Ce que de nombreuses analyses ont également constaté et Arrabal lui-même, c’est que les souffrances des personnages de la pièce renvoient ouvertement à celles des Espagnols de l’époque (sous la dictature) et au calvaire des migrants d’aujourd’hui. Arrabal a déclaré en 2001 : 

«Adolescent, j’ai écrit sans cesse à Madrid à la recherche de mes propres ressorts pour les mettre à nu et les analyser. Le jour je voyais le harcèlement des inquisiteurs puis j’abordais l’épisode nocturne, compensatoire et frustrant, de créer.»

La pièce a eu autant de représentations et aussi différentes que celles qu’ont connues et connaissent toujours ses juvéniles Fando et Lis, Le tricycle… et ils passèrent des menottes aux fleurs.

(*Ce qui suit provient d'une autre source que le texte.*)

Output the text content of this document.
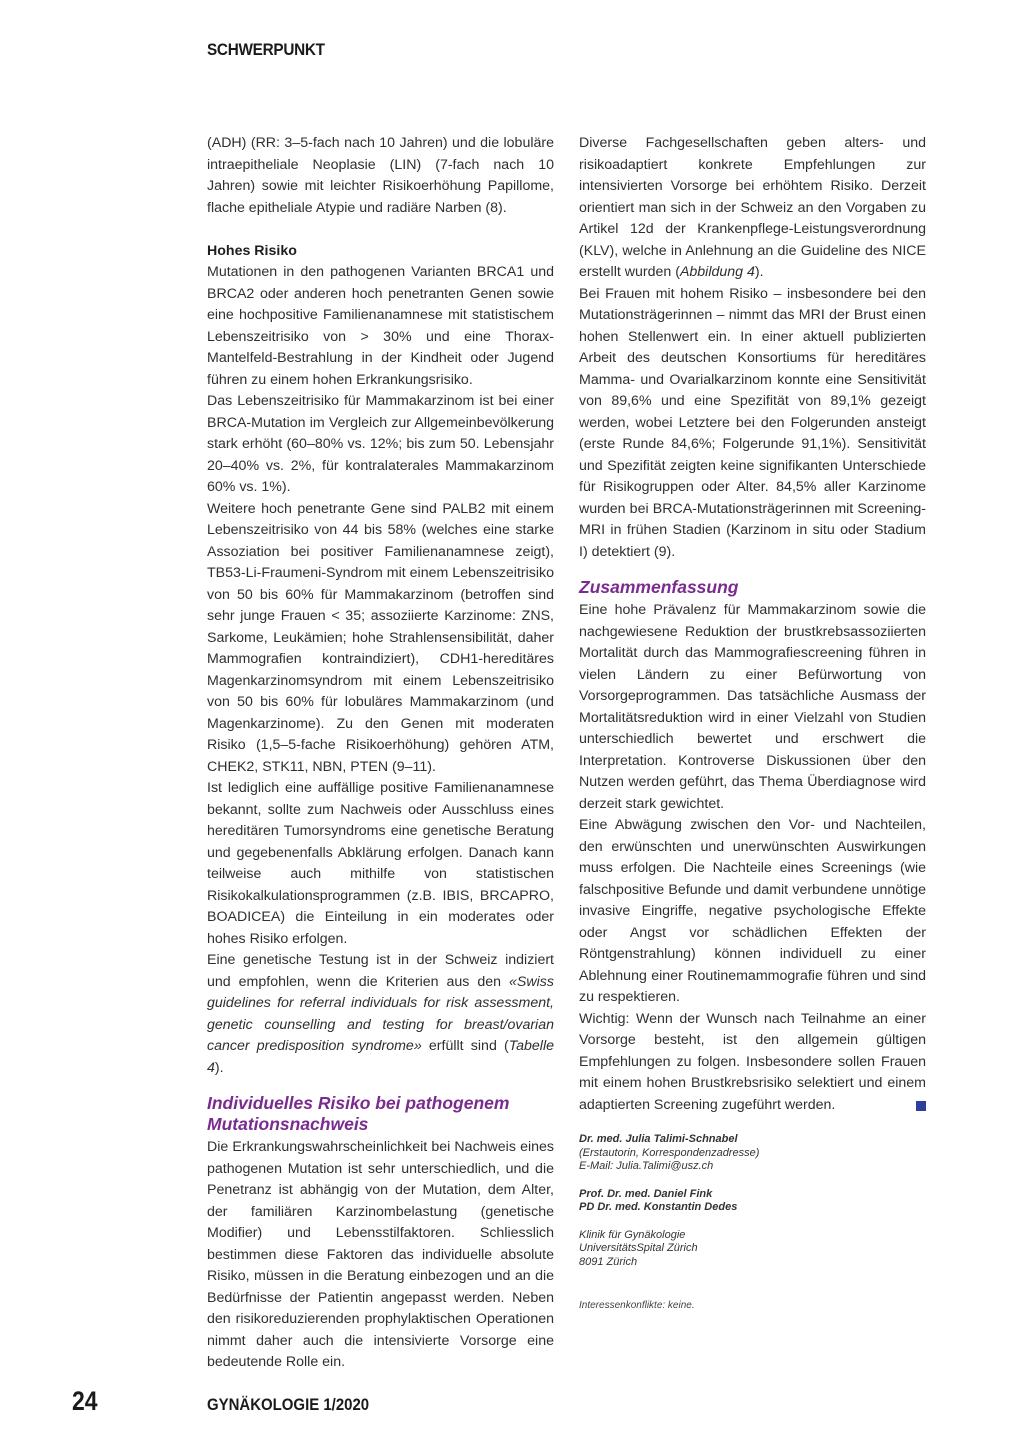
SCHWERPUNKT

(ADH) (RR: 3–5-fach nach 10 Jahren) und die lobuläre intraepitheliale Neoplasie (LIN) (7-fach nach 10 Jahren) sowie mit leichter Risikoerhöhung Papillome, flache epitheliale Atypie und radiäre Narben (8).

Hohes Risiko

Mutationen in den pathogenen Varianten BRCA1 und BRCA2 oder anderen hoch penetranten Genen sowie eine hochpositive Familienanamnese mit statistischem Lebenszeitrisiko von > 30% und eine Thorax-Mantelfeld-Bestrahlung in der Kindheit oder Jugend führen zu einem hohen Erkrankungsrisiko.

Das Lebenszeitrisiko für Mammakarzinom ist bei einer BRCA-Mutation im Vergleich zur Allgemeinbevölkerung stark erhöht (60–80% vs. 12%; bis zum 50. Lebensjahr 20–40% vs. 2%, für kontralaterales Mammakarzinom 60% vs. 1%).

Weitere hoch penetrante Gene sind PALB2 mit einem Lebenszeitrisiko von 44 bis 58% (welches eine starke Assoziation bei positiver Familienanamnese zeigt), TB53-Li-Fraumeni-Syndrom mit einem Lebenszeitrisiko von 50 bis 60% für Mammakarzinom (betroffen sind sehr junge Frauen < 35; assoziierte Karzinome: ZNS, Sarkome, Leukämien; hohe Strahlensensibilität, daher Mammografien kontraindiziert), CDH1-hereditäres Magenkarzinomsyndrom mit einem Lebenszeitrisiko von 50 bis 60% für lobuläres Mammakarzinom (und Magenkarzinome). Zu den Genen mit moderaten Risiko (1,5–5-fache Risikoerhöhung) gehören ATM, CHEK2, STK11, NBN, PTEN (9–11).

Ist lediglich eine auffällige positive Familienanamnese bekannt, sollte zum Nachweis oder Ausschluss eines hereditären Tumorsyndroms eine genetische Beratung und gegebenenfalls Abklärung erfolgen. Danach kann teilweise auch mithilfe von statistischen Risikokalkulationsprogrammen (z.B. IBIS, BRCAPRO, BOADICEA) die Einteilung in ein moderates oder hohes Risiko erfolgen.

Eine genetische Testung ist in der Schweiz indiziert und empfohlen, wenn die Kriterien aus den «Swiss guidelines for referral individuals for risk assessment, genetic counselling and testing for breast/ovarian cancer predisposition syndrome» erfüllt sind (Tabelle 4).

Individuelles Risiko bei pathogenem Mutationsnachweis

Die Erkrankungswahrscheinlichkeit bei Nachweis eines pathogenen Mutation ist sehr unterschiedlich, und die Penetranz ist abhängig von der Mutation, dem Alter, der familiären Karzinombelastung (genetische Modifier) und Lebensstilfaktoren. Schliesslich bestimmen diese Faktoren das individuelle absolute Risiko, müssen in die Beratung einbezogen und an die Bedürfnisse der Patientin angepasst werden. Neben den risikoreduzierenden prophylaktischen Operationen nimmt daher auch die intensivierte Vorsorge eine bedeutende Rolle ein.

Diverse Fachgesellschaften geben alters- und risikoadaptiert konkrete Empfehlungen zur intensivierten Vorsorge bei erhöhtem Risiko. Derzeit orientiert man sich in der Schweiz an den Vorgaben zu Artikel 12d der Krankenpflege-Leistungsverordnung (KLV), welche in Anlehnung an die Guideline des NICE erstellt wurden (Abbildung 4).

Bei Frauen mit hohem Risiko – insbesondere bei den Mutationsträgerinnen – nimmt das MRI der Brust einen hohen Stellenwert ein. In einer aktuell publizierten Arbeit des deutschen Konsortiums für hereditäres Mamma- und Ovarialkarzinom konnte eine Sensitivität von 89,6% und eine Spezifität von 89,1% gezeigt werden, wobei Letztere bei den Folgerunden ansteigt (erste Runde 84,6%; Folgerunde 91,1%). Sensitivität und Spezifität zeigten keine signifikanten Unterschiede für Risikogruppen oder Alter. 84,5% aller Karzinome wurden bei BRCA-Mutationsträgerinnen mit Screening-MRI in frühen Stadien (Karzinom in situ oder Stadium I) detektiert (9).

Zusammenfassung

Eine hohe Prävalenz für Mammakarzinom sowie die nachgewiesene Reduktion der brustkrebsassoziierten Mortalität durch das Mammografiescreening führen in vielen Ländern zu einer Befürwortung von Vorsorgeprogrammen. Das tatsächliche Ausmass der Mortalitätsreduktion wird in einer Vielzahl von Studien unterschiedlich bewertet und erschwert die Interpretation. Kontroverse Diskussionen über den Nutzen werden geführt, das Thema Überdiagnose wird derzeit stark gewichtet.

Eine Abwägung zwischen den Vor- und Nachteilen, den erwünschten und unerwünschten Auswirkungen muss erfolgen. Die Nachteile eines Screenings (wie falschpositive Befunde und damit verbundene unnötige invasive Eingriffe, negative psychologische Effekte oder Angst vor schädlichen Effekten der Röntgenstrahlung) können individuell zu einer Ablehnung einer Routinemammografie führen und sind zu respektieren.

Wichtig: Wenn der Wunsch nach Teilnahme an einer Vorsorge besteht, ist den allgemein gültigen Empfehlungen zu folgen. Insbesondere sollen Frauen mit einem hohen Brustkrebsrisiko selektiert und einem adaptierten Screening zugeführt werden.

Dr. med. Julia Talimi-Schnabel
(Erstautorin, Korrespondenzadresse)
E-Mail: Julia.Talimi@usz.ch
Prof. Dr. med. Daniel Fink
PD Dr. med. Konstantin Dedes
Klinik für Gynäkologie
UniversitätsSpital Zürich
8091 Zürich
Interessenkonflikte: keine.
24	GYNÄKOLOGIE 1/2020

Mais personne ne peut manquer de saisir le sujet essentiel du Cimetière des voitures : cette œuvre d’hier, d’aujourd’hui et de toujours : La geste et le drame des migrants !

Un commentaire

  1. Mais il faut différencier quand même: « Le drame des migrants » s’accentue aujourd’hui par le fait que presque tous ceux qui viennent ici sont des hommes musulmans qui très souvent ne comprennent pas et ne respectent pas notre société ouverte et permissive. C’est un problème unique à qui nos démocraties sont confrontées – je sais de quoi je parle en habitant la Suède …

    Mais merci pour nous offrir cet plateforme d’échanges politico-philosophiques au-dela des frontières!